Un affare di famiglia || Recensione
Regia: Kore’eda Hirokazu
Anno: 2018
Durata: 121 min
Genere: drammatico
Attori principali: Kiki Kirin, Lily Franky, Andō Sakura
“Un affare di famiglia” di Kore’eda Hirokazu (titolo originale: 万引き家族 Manbiki kazoku) vince la Palma d’oro al Festival di Cannes nel 2018 e racconta di una famiglia particolare che vive nella periferia di Tokyo ai margini della società. Una sera tornando a casa il padre Osamu e il figlio Shota trovano una bambina e decidono di portarla a casa dove li aspetta il resto della “famiglia”. Osamu e Nobuyo sono una coppia di fatto e abitano nella casa di una donna anziana, Hatsue, che chiamano “nonna” insieme a un’altra ragazza, Aki, e a Shota. La famiglia vive compiendo piccoli furti e imbrogli, ma anche lavorando: Osamu è un lavoratore a giornata, Nobuyo lavora per una lavanderia industriale e Aki in un sex club, Hatsue sostiene invece il gruppo tramite la pensione del defunto marito. La loro vita fila piuttosto liscia fino a quando la bambina portata a casa, Yuri, non compare sul telegiornale in un annuncio di scomparsa.
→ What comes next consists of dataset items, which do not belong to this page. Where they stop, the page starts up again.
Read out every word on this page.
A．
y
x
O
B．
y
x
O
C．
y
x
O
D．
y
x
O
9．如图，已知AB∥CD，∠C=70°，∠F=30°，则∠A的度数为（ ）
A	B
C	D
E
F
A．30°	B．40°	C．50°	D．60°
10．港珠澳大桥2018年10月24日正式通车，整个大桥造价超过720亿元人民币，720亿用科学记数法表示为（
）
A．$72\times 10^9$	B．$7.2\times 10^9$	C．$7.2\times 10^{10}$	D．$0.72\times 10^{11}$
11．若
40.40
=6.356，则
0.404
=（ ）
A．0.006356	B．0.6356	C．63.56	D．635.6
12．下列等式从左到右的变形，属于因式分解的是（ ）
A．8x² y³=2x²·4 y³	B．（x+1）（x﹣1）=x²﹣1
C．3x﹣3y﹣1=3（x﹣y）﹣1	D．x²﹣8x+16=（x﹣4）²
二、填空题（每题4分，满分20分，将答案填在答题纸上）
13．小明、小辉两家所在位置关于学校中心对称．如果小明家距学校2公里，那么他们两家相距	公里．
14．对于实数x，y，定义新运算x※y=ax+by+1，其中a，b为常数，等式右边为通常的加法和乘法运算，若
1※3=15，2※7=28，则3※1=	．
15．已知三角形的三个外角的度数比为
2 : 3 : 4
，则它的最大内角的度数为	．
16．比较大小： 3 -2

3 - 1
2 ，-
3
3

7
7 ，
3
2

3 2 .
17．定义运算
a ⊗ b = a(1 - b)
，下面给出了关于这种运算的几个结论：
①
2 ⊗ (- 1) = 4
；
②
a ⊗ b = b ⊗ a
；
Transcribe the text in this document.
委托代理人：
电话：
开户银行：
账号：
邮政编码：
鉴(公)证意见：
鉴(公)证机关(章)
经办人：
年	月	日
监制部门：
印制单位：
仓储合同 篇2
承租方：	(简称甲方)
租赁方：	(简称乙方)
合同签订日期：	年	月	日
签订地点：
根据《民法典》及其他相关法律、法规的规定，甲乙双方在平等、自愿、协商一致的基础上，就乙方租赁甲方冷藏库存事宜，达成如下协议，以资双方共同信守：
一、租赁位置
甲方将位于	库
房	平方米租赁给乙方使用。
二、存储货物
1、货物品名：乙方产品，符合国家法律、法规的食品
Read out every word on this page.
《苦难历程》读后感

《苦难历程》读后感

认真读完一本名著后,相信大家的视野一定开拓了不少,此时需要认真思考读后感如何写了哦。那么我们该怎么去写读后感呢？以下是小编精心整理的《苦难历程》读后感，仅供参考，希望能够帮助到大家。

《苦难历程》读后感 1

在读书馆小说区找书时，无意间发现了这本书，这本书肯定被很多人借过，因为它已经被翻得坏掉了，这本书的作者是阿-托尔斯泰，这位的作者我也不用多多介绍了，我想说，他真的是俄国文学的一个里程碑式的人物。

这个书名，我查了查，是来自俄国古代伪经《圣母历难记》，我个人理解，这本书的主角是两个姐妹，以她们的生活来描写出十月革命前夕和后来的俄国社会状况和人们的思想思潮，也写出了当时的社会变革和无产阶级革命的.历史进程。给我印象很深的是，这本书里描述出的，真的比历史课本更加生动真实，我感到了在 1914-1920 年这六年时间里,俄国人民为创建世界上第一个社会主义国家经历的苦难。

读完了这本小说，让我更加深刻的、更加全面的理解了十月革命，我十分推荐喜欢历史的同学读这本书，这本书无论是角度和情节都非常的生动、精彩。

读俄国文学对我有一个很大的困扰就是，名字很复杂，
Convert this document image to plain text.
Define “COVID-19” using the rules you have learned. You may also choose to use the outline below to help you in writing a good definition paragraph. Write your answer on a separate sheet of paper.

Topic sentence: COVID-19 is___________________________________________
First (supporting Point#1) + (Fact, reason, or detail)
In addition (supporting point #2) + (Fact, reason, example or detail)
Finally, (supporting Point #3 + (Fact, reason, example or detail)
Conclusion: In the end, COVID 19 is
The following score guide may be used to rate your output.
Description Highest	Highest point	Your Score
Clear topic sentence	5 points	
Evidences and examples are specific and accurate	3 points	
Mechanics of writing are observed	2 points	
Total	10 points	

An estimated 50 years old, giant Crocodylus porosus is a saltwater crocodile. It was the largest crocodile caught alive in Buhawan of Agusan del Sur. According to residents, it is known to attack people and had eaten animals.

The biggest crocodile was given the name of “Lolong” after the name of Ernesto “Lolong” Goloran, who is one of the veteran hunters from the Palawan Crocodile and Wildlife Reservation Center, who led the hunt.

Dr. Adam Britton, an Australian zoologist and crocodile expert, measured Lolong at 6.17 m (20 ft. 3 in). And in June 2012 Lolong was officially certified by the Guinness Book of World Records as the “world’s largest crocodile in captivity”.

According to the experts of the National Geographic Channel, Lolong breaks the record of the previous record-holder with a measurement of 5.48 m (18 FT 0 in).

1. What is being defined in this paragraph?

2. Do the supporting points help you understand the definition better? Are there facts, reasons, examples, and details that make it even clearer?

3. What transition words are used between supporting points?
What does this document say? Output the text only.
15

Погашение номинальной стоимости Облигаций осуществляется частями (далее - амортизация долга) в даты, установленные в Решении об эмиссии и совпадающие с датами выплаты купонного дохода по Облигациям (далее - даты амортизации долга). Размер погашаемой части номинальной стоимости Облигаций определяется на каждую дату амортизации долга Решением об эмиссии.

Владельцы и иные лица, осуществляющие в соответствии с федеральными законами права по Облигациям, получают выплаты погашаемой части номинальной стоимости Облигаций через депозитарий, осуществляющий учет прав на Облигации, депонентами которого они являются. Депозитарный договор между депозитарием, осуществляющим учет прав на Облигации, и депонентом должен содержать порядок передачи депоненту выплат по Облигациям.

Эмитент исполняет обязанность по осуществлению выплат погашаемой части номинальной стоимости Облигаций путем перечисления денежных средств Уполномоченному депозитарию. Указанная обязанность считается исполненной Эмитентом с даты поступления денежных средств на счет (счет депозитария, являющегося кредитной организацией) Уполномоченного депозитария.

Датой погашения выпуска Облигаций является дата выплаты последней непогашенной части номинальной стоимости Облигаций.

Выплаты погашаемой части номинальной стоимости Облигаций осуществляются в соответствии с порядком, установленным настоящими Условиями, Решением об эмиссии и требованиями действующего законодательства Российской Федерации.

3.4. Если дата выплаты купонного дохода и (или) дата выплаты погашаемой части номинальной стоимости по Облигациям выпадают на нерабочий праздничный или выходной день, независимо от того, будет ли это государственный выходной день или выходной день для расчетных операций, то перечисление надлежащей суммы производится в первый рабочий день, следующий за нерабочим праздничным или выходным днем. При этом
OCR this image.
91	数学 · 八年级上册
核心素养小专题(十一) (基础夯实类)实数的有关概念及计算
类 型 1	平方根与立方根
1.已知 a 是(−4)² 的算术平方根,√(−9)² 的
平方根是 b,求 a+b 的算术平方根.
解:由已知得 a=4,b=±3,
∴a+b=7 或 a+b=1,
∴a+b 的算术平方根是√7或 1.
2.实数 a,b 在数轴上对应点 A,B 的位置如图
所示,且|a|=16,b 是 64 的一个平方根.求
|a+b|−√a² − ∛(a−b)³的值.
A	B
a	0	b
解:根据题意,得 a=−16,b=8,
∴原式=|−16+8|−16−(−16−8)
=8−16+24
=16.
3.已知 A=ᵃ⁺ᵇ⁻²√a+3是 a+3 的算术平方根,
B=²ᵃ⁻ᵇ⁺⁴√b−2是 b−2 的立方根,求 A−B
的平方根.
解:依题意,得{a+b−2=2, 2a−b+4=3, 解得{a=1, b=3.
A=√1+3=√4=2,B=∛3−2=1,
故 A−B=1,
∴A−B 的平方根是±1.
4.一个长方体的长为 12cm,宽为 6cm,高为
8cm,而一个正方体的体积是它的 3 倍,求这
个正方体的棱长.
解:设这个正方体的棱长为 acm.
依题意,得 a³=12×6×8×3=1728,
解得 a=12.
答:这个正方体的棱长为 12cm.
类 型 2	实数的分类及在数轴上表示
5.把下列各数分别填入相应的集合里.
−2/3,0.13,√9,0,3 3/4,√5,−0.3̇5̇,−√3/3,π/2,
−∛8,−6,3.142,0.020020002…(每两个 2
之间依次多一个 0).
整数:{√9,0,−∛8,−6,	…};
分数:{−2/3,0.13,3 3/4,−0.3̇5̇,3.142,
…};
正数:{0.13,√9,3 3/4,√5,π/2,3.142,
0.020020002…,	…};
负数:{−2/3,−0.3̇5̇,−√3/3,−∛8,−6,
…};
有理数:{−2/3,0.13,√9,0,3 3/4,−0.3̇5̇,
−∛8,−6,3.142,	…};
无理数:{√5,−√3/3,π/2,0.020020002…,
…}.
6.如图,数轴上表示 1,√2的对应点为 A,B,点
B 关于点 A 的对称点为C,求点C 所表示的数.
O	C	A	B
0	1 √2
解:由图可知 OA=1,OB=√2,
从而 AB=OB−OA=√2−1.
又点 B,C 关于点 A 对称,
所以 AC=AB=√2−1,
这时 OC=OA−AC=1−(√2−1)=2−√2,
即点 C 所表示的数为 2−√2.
Il film lo possiamo considerare diviso in due atti e dal momento dell’annuncio di scomparsa la storia comincia a farsi più pesante rispetto alla quasi commedia iniziale. Il regista ci porta nello spaccato della società giapponese evidenziando la differenza tra le classi sociali e sembra inoltre volerci dire che la famiglia è quella che ti cresce e ti dà qualcosa e non è solamente dettata dai legami di sangue.